Competing Without Relying On Unnatural Links
It doesn’t change what anybody running a site for the long term should be focused on going forward in 2016:
- Making content
- Making content relevant
- Making appropriate content reputable
- Increasing engagement
For the small retailer wanting to compete in Google who wants a degree of certainty, that rankings they have today are there tomorrow, building links with lots of focused anchor text and using low-quality networks is finished.
AND don’t expect Spam to disappear.
Spam always ranks before a fall. During that time – you lose out. By the time Google has caught up with the spam, it’s ranking new spam above you. Google makes a lot of money from the status quo if you haven’t heard.
Dissociating Toxic Links
Google says of the disavow tool:
This is an advanced feature and should only be used with caution. If used incorrectly, this feature can potentially harm your site’s performance in Google’s search results. We recommend that you only disavow backlinks if you believe you have a considerable number of spammy, artificial, or low-quality links pointing to your site, and if you are confident that the links are causing issues for you.
If you believe your site’s ranking is being harmed by low-quality links you do not control, you can ask Google not to take them into account when assessing your site. You should still make every effort to clean up unnatural links pointing to your site. Simply disavowing them isn’t enough.

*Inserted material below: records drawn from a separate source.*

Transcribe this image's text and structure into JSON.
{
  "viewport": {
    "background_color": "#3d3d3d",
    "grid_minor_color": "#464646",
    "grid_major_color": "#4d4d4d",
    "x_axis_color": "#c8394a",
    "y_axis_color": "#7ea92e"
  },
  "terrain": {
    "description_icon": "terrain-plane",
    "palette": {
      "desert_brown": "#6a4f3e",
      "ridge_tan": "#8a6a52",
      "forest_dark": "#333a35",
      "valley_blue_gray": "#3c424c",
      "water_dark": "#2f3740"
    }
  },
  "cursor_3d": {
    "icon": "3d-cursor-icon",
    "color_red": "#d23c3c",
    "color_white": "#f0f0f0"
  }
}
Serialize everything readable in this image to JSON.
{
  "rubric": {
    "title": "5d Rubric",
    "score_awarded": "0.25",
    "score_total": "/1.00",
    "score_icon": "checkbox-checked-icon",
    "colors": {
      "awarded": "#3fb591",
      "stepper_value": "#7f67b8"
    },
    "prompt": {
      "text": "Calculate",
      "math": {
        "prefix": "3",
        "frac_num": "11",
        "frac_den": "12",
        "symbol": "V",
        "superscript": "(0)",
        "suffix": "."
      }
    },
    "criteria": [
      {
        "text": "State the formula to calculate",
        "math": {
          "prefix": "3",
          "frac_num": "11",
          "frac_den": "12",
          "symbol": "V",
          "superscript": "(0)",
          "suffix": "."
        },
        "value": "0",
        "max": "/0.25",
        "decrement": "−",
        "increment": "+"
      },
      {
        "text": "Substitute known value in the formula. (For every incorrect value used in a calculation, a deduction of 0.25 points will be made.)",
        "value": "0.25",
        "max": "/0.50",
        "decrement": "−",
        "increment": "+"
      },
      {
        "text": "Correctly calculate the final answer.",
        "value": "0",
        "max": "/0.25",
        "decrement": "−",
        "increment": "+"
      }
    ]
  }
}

Lots of SEO naturally are wary of anything Google says.
But, if your positions took a slap during a Penguin update or refresh, it will be time to clean up those links and get busy building new reputation and authority – disavowing the real crap is a likely place to start (although I would 404 / 410 internal pages with VERY spammy link profiles first).
What If I Do Nothing about my old toxic links?
You can also do nothing, and hope Google passes you by, and your rankings do not disappear over the coming months.
- You SHOULD be disavowing most risky links from your backlink profile as you are still at risk of manual actions and future algorithm changes.
- You should STILL be link building, too, but start with a piece of content that deserves links. Links STILL make the world turn as far as Google is concerned – just don’t be doing what everyone else is doing.
If you are not involved in any low-quality link building, Penguin will probably not affect you – but there are lots of other things going on at Google to change your rankings.
Google has a habit of hitting webmasters with one update after another, sometimes with multiple types of update at one time.
It all adds to keep SEOs guessing and learning.